Logistique aérienne et alimentaire
Le transport des athlètes a lui aussi été organisé avec un soin extrême. Les 150 voyageurs japonais, dont les 62 rikishis, ont pris place à bord de deux avions distincts. « Comme pour le président et le Premier ministre, les rikishis doivent être séparés pour qu'en cas de problème, il en reste », précise David Rotschild. Chaque yokozuna a été placé dans un appareil différent, avec la moitié des lutteurs. À bord, les sièges ont été attribués selon le rang : certains en première classe, d'autres en classe affaires ou en économique. Pour ces derniers, deux sièges leur ont été systématiquement réservés, un seul étant jugé insuffisant.

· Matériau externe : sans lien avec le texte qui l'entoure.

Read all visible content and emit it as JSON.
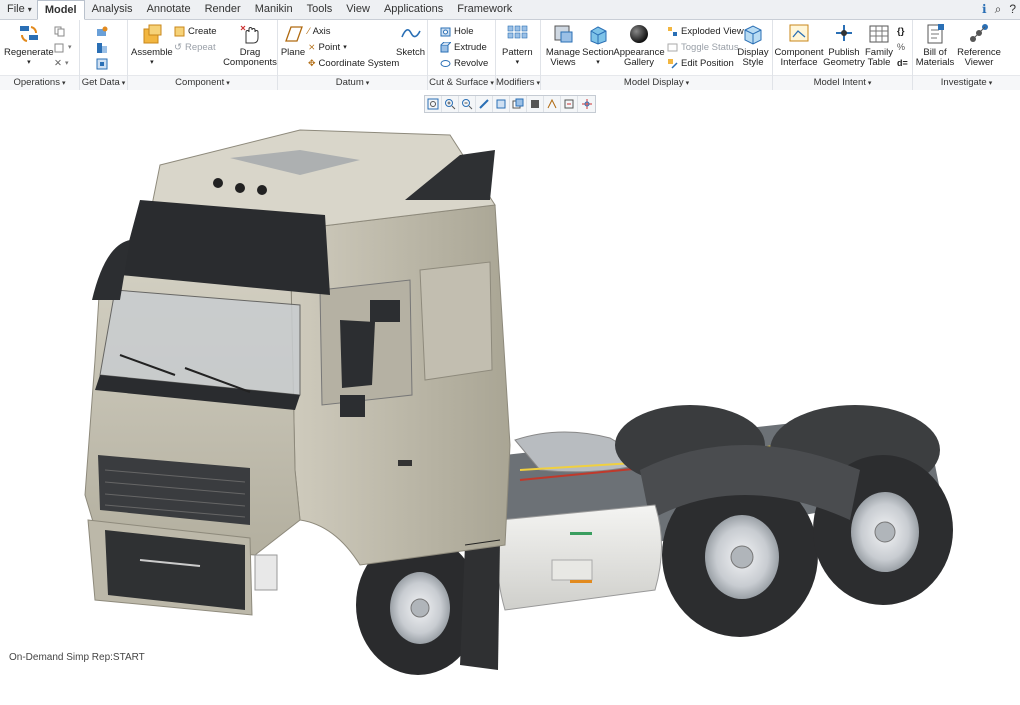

Sur place, les sanitaires ont dû être renforcés. Les toilettes suspendues, courantes en France, ne sont pas conçues pour supporter des hommes pesant en moyenne 150 kilos. « Il a fallu créer des cales en dessous », indique l'organisateur. La restauration a également été adaptée : les quantités prévues représentent une fois et demie à deux fois les portions habituelles. Le menu est nippon, avec un petit-déjeuner occidental enrichi de riz. Pour répondre aux fringales nocturnes, des ramens instantanés et des boîtes isothermes ont été préparés. Trois onigiris par athlète sont également prévus chaque soir.
Un dohyo venu des Ardennes
L'arène elle-même a fait l'objet d'une attention particulière. La plateforme en bois du dohyo a été acheminée par cargo depuis le Japon. Pour la terre argileuse qui la recouvre, un ingénieur spécialiste a été mandaté afin de trouver un sol aux propriétés similaires à celui utilisé dans l'archipel. Après analyse de plusieurs échantillons, c'est une terre des Ardennes qui a été retenue par la Japan Sumo Association, lors d'une visite à Paris en février.
« À part l'écran géant de Bercy et ce qu'on doit fournir sur place, tout vient du Japon », résume David Rotschild. Le promoteur, pourtant habitué à organiser des événements de MMA ou de K-pop, reconnaît n'avoir jamais été confronté à une telle somme de détails. Ce tournoi, inédit en France depuis 31 ans, marque le retour d'une discipline ancestrale dans l'Hexagone, avec une logistique à la mesure des traditions du sumo.